Apple Debuts M4 on the New iPad Pro

Logo featuring an apple icon with the text "m4" on a gradient blue background, framed within a white square against a dark setting.

Apple skipped M3 on the new iPad Pro and went straight to M4, debuting an M-series chip on a tablet for the first time and giving it a significant spec bump.

To this point, Apple has only debuted M-series chips on computers like the MacBook Pro or Mac Studio. It also tends to go from one generation to the next predictably, but with the 2024 iPad Pro announced today, that changed. Instead of going from M2 to M3, Apple skipped a generation and announced a brand new chip: M4.

As a recap, M3 was the first Apple Silicon chip to use a 3nm process, which improved on M2 which used a 5nm process. That’s probably why a lot of what Apple points to on M4 is borrowed from M3, like dynamic caching, mesh shading, and hardware-accelerated ray tracing. M3 featured eight CPU cores and 10 GPU cores as well as 25 billion transistors — the M4 features more than 28 billion transistors.

Of note, the baseline M4 is still below the performance of M3 Pro, which isn’t unusual.

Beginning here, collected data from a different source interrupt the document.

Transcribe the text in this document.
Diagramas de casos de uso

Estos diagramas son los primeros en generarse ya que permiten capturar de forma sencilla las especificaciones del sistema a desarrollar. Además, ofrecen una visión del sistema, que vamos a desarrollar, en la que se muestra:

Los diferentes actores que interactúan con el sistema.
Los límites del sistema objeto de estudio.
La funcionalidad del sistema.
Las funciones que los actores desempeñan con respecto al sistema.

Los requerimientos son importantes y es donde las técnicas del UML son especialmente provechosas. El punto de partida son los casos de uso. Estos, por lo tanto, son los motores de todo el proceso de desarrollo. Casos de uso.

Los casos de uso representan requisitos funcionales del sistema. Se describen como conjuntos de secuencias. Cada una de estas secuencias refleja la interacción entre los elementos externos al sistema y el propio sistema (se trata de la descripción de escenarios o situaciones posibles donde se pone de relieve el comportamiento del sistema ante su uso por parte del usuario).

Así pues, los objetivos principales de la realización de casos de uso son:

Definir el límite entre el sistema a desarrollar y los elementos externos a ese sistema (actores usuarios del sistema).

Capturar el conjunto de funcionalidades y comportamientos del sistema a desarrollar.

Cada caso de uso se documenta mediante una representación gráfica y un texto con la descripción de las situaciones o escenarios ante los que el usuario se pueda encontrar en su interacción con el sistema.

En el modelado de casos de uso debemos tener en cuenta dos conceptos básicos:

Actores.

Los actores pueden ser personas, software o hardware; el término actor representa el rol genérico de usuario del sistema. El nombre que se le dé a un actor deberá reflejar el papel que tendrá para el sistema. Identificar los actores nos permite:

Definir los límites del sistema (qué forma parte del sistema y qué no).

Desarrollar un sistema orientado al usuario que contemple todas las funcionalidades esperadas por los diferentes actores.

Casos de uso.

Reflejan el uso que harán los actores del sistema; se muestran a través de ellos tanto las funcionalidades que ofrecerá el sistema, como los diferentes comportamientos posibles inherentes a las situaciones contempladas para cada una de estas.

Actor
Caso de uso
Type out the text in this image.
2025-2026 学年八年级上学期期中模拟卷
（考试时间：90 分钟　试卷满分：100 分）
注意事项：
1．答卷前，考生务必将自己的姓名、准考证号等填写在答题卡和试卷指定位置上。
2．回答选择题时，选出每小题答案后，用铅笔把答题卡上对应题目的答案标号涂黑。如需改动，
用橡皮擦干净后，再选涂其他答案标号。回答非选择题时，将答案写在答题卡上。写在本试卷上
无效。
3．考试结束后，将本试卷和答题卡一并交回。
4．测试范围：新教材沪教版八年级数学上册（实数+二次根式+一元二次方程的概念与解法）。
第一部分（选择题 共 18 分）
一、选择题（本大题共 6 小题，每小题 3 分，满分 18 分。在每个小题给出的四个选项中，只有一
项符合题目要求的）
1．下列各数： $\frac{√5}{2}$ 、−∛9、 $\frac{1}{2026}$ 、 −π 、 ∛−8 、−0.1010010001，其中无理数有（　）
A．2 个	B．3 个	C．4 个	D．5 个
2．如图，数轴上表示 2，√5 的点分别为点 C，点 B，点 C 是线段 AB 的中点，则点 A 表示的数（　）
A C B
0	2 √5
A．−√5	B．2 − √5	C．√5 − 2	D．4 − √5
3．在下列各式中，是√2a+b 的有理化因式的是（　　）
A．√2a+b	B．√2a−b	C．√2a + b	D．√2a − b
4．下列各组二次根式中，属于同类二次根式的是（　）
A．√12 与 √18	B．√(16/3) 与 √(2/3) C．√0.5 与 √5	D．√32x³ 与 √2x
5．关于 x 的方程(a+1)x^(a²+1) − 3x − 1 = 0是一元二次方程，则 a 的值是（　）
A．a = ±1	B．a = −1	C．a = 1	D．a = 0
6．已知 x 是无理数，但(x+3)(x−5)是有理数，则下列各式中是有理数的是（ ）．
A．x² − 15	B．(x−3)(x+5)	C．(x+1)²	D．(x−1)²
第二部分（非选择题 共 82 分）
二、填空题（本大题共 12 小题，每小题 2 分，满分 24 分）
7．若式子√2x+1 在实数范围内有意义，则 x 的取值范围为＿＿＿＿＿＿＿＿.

Thanks to second-generation 3nm technology, Apple says that the new chip features hardware-accelerated mesh shading and ray-tracing as well as dynamic caching. It also features 120GB/s unified memory bandwidth, a 10-core CPU, and a 10-core GPU. That CPU is up to 50% faster than M2 and the GPU is up to four times faster than an M2. M4 can deliver the same performance as M2 using half the power, too.

Apple again compares the iPad Pro to a nameless top-of-the-line thin and light PC laptop, saying iPad Pro can easily best it in power. The company also says M4 is the only reason the display on the new iPad Pro is as good as it is.

“M4 features an entirely new display engine to enable the precision, color, and brightness of the Ultra Retina XDR display,” Apple says.

Apple points to not only more power in the M4, but far more efficiency.

“M4 also delivers tremendous gains and industry-leading performance per watt. Compared to M2, M4 can deliver the same performance using just half the power, and compared to the latest PC chip in a thin and light laptop, M4 can deliver the same performance using just a quarter of the power,” Apple claims.

“A new advanced Media Engine includes support for AV1 decode, providing more power-efficient playback of high-resolution video experiences from streaming services.”

The Neural Engine in the M4 also promises to be more powerful than any other similar processor in a desktop PC: it features the ability to do 38 trillion operations per second; Apple says that is 60x faster than its first Neural Engine in the A11 Bionic chip.

Combined with the CPU, GPU, and more memory bandwidth, Apple says this improved Neural Engine allows it to perform AI-enabled tasks significantly faster, such as the ability to easily isolate a subject from its background in 4K video with just a tap with Scene Removal Mask in Final Cut Pro.

“With this advanced level of performance, the Neural Engine in M4 is more powerful than any neural processing unit in any AI PC today,” Apple claims.

The M4 is only available in the iPad Pro at launch, but it is very likely the new chip will find its way into Apple’s line of computers and laptops later this year.